Time stamps are taken during the scanning process, which can be used to estimate the position of each sector on the track, as well as the total track length. This does assume constant data rate and drive speed the same as when the data was written, but that’s often the case.

Here’s a sample track from a 1.44M DOS disk:

500Kbps MFM, 18 sectors, 512 bytes/sector:
  0.0  1 2 3 4 5 6 7 8 9 10 11 12 13 14 15 16 17 18
    12524: 169 681 682 682 682 681 683 682 682 682 682 682 683 682 681 682 682 682 [762]

The first value (12524) is the track length in bytes, which is close to the expected 12500 bytes for a 500Kbps track on a 3.5” drive rotating at 300rpm.

The next value (169) is the approximate distance from the index hole to the first sector DAM. The remaining values (~682) are the relative distances to each of the next sectors. The final value in square brackets is the distance from the final sector to the index hole at the track wrapping point. If this value is less than the typical offset then the final data field overlaps the track wrapping point.

The sector offsets can help spot missing sectors and deliberately uneven spacing on some copy protections. They can even be used to help estimate the gap3 value used for a format, by subtracting the gap overhead (~62 bytes for MFM) and data field size from a typical sector offset value.
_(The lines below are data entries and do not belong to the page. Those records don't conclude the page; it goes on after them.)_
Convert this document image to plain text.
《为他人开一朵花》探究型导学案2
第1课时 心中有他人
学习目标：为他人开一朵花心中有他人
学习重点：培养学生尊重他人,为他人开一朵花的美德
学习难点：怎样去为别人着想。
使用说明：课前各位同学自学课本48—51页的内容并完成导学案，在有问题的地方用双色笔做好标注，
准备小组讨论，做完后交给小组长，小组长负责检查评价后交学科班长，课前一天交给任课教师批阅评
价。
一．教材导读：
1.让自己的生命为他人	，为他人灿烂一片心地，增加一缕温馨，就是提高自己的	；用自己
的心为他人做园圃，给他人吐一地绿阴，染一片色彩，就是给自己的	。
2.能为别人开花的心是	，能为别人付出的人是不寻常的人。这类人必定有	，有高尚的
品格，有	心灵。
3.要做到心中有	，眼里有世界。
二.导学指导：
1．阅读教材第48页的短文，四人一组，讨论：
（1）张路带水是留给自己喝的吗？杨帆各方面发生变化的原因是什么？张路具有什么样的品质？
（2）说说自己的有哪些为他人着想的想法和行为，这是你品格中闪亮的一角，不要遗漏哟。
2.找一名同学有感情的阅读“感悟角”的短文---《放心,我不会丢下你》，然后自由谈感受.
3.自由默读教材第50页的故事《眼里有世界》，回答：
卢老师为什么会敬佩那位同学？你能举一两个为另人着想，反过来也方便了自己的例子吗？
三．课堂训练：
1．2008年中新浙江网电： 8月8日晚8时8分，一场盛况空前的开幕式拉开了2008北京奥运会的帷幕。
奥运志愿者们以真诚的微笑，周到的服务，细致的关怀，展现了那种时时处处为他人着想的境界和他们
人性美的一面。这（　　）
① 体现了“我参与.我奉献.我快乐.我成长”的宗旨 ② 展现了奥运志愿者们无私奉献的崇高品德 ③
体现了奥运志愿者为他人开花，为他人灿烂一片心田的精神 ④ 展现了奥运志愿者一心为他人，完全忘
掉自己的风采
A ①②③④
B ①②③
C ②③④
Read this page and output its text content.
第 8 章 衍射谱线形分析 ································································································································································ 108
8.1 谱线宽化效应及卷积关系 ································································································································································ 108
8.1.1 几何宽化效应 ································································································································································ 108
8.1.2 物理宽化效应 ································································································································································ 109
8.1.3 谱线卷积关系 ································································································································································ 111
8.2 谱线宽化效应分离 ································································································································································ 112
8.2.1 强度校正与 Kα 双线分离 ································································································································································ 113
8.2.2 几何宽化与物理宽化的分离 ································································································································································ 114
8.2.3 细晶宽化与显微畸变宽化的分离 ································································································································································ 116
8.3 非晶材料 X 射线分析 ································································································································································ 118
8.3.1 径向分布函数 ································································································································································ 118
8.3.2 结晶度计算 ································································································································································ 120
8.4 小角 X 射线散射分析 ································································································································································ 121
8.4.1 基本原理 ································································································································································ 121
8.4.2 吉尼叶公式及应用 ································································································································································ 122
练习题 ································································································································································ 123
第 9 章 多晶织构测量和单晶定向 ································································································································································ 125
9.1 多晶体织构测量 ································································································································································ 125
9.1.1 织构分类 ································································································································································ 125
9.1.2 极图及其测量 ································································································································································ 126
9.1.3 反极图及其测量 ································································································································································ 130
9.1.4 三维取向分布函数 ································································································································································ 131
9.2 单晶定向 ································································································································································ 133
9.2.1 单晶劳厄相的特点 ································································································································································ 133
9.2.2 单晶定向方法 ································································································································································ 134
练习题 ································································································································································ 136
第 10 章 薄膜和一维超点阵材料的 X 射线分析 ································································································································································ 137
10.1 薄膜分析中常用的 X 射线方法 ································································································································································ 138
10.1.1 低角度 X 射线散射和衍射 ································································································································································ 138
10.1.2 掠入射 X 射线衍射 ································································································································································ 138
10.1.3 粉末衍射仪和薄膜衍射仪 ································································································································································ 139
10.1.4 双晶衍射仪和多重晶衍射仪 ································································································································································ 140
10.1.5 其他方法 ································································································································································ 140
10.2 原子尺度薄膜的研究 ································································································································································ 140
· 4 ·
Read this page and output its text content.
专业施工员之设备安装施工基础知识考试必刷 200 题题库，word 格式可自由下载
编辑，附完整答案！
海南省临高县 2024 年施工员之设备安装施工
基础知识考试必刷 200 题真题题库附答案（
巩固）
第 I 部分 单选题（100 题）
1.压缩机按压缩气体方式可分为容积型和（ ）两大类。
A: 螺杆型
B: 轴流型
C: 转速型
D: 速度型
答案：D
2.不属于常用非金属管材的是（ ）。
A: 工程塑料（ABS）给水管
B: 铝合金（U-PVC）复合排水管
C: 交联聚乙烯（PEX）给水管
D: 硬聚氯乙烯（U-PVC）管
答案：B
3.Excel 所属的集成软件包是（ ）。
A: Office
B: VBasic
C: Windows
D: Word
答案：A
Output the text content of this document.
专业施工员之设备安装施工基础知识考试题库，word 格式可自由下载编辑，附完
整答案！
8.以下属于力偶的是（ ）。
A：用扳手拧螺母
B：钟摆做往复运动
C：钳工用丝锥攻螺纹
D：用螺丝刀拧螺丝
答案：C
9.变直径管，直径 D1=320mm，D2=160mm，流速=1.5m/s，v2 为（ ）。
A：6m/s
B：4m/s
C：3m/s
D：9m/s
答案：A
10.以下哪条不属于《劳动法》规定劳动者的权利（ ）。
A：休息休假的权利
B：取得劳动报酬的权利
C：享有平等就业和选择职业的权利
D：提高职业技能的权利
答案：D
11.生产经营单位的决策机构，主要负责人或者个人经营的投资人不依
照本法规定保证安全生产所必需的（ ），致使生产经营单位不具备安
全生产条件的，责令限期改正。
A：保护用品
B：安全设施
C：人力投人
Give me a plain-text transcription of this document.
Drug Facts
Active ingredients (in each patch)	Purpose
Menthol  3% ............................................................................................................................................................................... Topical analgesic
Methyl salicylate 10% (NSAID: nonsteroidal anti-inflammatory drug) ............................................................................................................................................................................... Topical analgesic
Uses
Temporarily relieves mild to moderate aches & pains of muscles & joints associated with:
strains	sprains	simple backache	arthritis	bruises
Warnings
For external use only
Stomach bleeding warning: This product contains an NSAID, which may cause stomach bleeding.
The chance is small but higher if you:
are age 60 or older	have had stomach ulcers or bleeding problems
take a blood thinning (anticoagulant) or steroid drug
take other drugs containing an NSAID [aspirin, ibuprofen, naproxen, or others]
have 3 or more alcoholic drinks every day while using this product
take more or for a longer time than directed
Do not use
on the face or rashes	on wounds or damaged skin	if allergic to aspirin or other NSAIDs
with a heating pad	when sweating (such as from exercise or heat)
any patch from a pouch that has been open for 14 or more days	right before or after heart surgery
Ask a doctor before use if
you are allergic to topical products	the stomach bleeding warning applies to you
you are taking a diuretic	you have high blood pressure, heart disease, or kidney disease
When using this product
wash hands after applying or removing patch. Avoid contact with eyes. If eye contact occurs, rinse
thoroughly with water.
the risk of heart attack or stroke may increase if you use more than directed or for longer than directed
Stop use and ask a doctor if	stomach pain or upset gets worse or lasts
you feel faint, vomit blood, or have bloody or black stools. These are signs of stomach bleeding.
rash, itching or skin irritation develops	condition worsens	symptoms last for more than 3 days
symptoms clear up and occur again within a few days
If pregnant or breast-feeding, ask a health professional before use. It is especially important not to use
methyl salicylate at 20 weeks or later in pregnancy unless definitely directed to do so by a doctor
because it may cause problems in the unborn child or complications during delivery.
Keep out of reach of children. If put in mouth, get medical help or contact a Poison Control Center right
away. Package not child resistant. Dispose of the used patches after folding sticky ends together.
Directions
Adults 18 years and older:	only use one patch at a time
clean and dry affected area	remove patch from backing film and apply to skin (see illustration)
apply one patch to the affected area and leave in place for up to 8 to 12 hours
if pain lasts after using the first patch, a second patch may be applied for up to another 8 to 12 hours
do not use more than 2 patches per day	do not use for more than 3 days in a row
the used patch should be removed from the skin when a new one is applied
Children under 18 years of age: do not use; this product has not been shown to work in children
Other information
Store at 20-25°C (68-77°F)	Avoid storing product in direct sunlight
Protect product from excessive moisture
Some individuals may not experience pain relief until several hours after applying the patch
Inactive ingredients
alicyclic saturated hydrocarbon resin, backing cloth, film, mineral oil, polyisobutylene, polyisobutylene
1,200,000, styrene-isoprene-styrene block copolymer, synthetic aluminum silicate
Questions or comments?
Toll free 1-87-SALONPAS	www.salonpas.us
Adding the --gaps option will often improve the track length and sector offsets, by matching them against the data returned by the READ_TRACK command.

Scan Image

As well as real disks, you can scan floppy disk images too.

To display the contents of a disk image:

SAMdisk scan image.dsk

To scan a DMK disk image, including track length and sector offsets:

SAMdisk scan image.dmk --offsets

With flexible format disk images, the entire disk format is displayed. With simple sector-based images, only the basic track range and format are shown:

[msdos.img]
500Kbps MFM, 80 Cyls, 2 Heads, 18 Sectors,  512 bytes/sector.

To see the full output, perhaps to check the sector order, add the --verbose option.